• Dr Meltzer

Pear: The Peace-Bearing Fruit

Notable Personality Factors:


Calm, cool, and collected: Pears are a peace-bearing fruit. The Bosc, Anjou, and Bartlett all bestow a soothing sense of serenity — to your nerves, your mood, and your digestive organs. The pear originated in the Mideast, but is now grown in both North America and Europe. While its distinguishing personality trait is a comforting effect on the mind & the body, it delivers all kinds of nutritional and therapeutic benefits.



...its distinguishing personality trait is a comforting effect on the mind & the body, it delivers all kinds of nutritional and therapeutic benefits.

Therapeutic & Healing Powers:***


Pears are packed with both soluble and insoluble fiber — two important nutrients for maintaining your overall health and wellbeing.

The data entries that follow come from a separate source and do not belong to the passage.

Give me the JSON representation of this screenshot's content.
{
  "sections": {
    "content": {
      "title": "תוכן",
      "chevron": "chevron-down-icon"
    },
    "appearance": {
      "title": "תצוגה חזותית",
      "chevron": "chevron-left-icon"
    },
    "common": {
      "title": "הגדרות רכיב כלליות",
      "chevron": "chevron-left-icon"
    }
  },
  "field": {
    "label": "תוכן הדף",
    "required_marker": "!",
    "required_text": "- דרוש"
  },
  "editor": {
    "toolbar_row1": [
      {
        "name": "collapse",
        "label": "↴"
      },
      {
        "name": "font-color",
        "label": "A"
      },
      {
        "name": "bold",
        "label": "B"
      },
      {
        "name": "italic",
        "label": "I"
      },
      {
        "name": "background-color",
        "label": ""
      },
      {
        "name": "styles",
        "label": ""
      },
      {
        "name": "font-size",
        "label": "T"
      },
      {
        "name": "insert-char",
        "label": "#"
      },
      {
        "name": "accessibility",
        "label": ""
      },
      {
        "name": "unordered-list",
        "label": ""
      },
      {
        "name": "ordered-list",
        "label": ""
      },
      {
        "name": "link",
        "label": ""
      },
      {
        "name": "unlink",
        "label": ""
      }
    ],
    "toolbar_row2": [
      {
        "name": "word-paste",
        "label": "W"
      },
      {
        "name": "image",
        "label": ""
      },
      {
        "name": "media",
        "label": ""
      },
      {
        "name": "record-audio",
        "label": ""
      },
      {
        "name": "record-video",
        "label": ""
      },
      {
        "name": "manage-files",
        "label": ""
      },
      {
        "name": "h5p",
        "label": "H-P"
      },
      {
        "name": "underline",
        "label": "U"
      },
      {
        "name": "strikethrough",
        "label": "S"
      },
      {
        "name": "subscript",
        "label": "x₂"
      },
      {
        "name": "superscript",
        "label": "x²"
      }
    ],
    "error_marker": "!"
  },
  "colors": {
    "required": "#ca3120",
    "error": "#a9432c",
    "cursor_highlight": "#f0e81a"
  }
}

The pear’s water-soluble fiber is good for the heart, fights off atherosclerosis, and lowers LDL cholesterol. Meanwhile, the high content of insoluble fiber makes pears a useful nutritional tool to treat constipation, irritable bowel syndrome, and spastic colon — with the added benefit of binding to toxins and cancer-causing chemicals in the digestive track and reducing your risk for various types of cancers.


In addition to these important nutritional benefits, the pear’s most significant therapeutic value may be the healing effect that it has on digestive organs. Pureed like applesauce, pears aid in the treatment of digestive disorders, esophagitis, hiatal hernia, and acid indigestion. Because they help stimulate peristalsis throughout the digestive track, pears are excellent for maintaining digestive hygiene when intestinal sluggishness or constipation is a problem.


As a highly alkaline fruit, pears promote healthy stomach function, combat liver stress, and can reduce inflammation in the body. It’s also important to note that pears are helpful in clearing up acne and other complexion problems, and pear juice can work as a diuretic to reduce water retention.


Nutrient Value:

As mentioned above, pears are a great source of fiber. They are also rich in minerals such as copper and potassium, are a good source of vitamin C, and are a respectable source of B-complex vitamins such as folate, riboflavin, and pyridoxine.


Selection and Care:


Evaluate pears the same way you do avocados: The flesh should yield ever so slightly to pressure. Unlike other fruits, pears can be picked when slightly green and allowed to ripen in a cool, dry, dark storage place. At full maturity, the center of the pear will be coarse-grained and gritty. For immediate consumption, choose perfect, unbruised specimens–soft, but not mushy. Pears are ripe when they are full-colored: Bosc pears turn from green to brown, Bartlett from green to yellow.


Optimal Use and Combining:

Like all fruits, to maximize nutritional and therapeutic value, pears are best consumed when they are fresh, whole, and raw. It’s also important to note how to combine pears with other foods to maximize taste and nutrient assimilation by the body. With that in mind, pears mix well with papayas and bananas, and also combine well with apples. They do not pair as well with citrus or melons. Finally, they can also add a sweet, juicy crunch on top of seven-grain toast with peanut butter or almond butter.


***This article is not intended to treat or diagnose any type of health condition or disease. Any nutritional considerations for any health complication should be discussed with your physician or healthcare provider.